Canada’s Penn West to cut workforce 35 percent, slash spending

HOUSTON — Canadian oil and gas producer Penn West Petroleum said Tuesday it is planning by the end of the year to cut 400 employees and contractors, around 35 percent of its workforce, suspend its dividend and cut costs in an effort to support its balance sheet amid low oil prices.

The layoffs, which will largely affect the company’s main office in Calgary, will save Penn West about $45 million annually, and most of the cuts are effective immediately. This will add to the 176,000 oil workers laid off around the globe in the past several months, according to energy recruiter Swift Worldwide Resources.

“We have made a number of exceptionally difficult decisions in order to remain competitive in the current commodity price environment,” Penn West President and CEO Dave Roberts said in a written statement. “We view the cost reductions as sustainable and we will remain well positioned for the potential expansion of development activities and capital programs in the future.”

Penn West, which drills light oil reservoirs in the Viking and Cardium formations in Alberta, Canada, said it will reduce its capital spending budget to stay within the amount of cash it brings in from drilling for oil and gas, having identified $75 million in investments it will defer. Its capital spending will come it at $500 million this year, down 40 percent from the amount it initially planned to spend when it made its budget last November.
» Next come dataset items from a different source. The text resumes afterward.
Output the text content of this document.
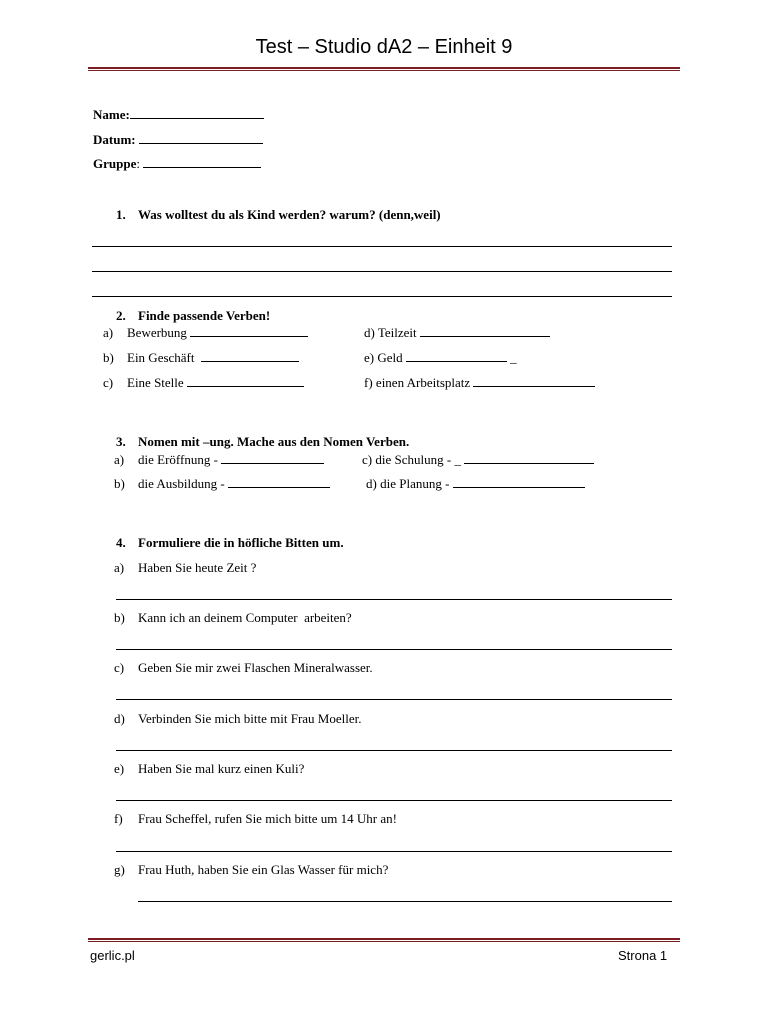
Test – Studio dA2 – Einheit 9
Name:
Datum:
Gruppe:
1. Was wolltest du als Kind werden? warum? (denn,weil)
2. Finde passende Verben!
a) Bewerbung
b) Ein Geschäft
c) Eine Stelle
d) Teilzeit
e) Geld	_
f) einen Arbeitsplatz
3. Nomen mit –ung. Mache aus den Nomen Verben.
a) die Eröffnung -
b) die Ausbildung -
c) die Schulung - _
d) die Planung -
4. Formuliere die in höfliche Bitten um.
a) Haben Sie heute Zeit ?
b) Kann ich an deinem Computer  arbeiten?
c) Geben Sie mir zwei Flaschen Mineralwasser.
d) Verbinden Sie mich bitte mit Frau Moeller.
e) Haben Sie mal kurz einen Kuli?
f) Frau Scheffel, rufen Sie mich bitte um 14 Uhr an!
g) Frau Huth, haben Sie ein Glas Wasser für mich?
gerlic.pl	Strona 1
The company also said it will stop paying its investors a quarterly dividend after its October payment of 1 cent a share. That will save it $20 million annually. The firm’s board of directors will also take a cut in compensation, as its board chair’s annual retainer will be cut in half and other directors will have retainers reduced by 40 percent.

The company’s sale of $1.5 billion in oil and gas assets over the last two years has allowed it to cut its debt by one third. And it has cut those costs 20 percent in that time, and since last summer, its drilling costs at its main properties have come down 20 percent to 30 percent as oil field service companies cut prices for services and equipment. Further asset sales will help reduce its overhead costs by another 15 percent to 30 percent, it said.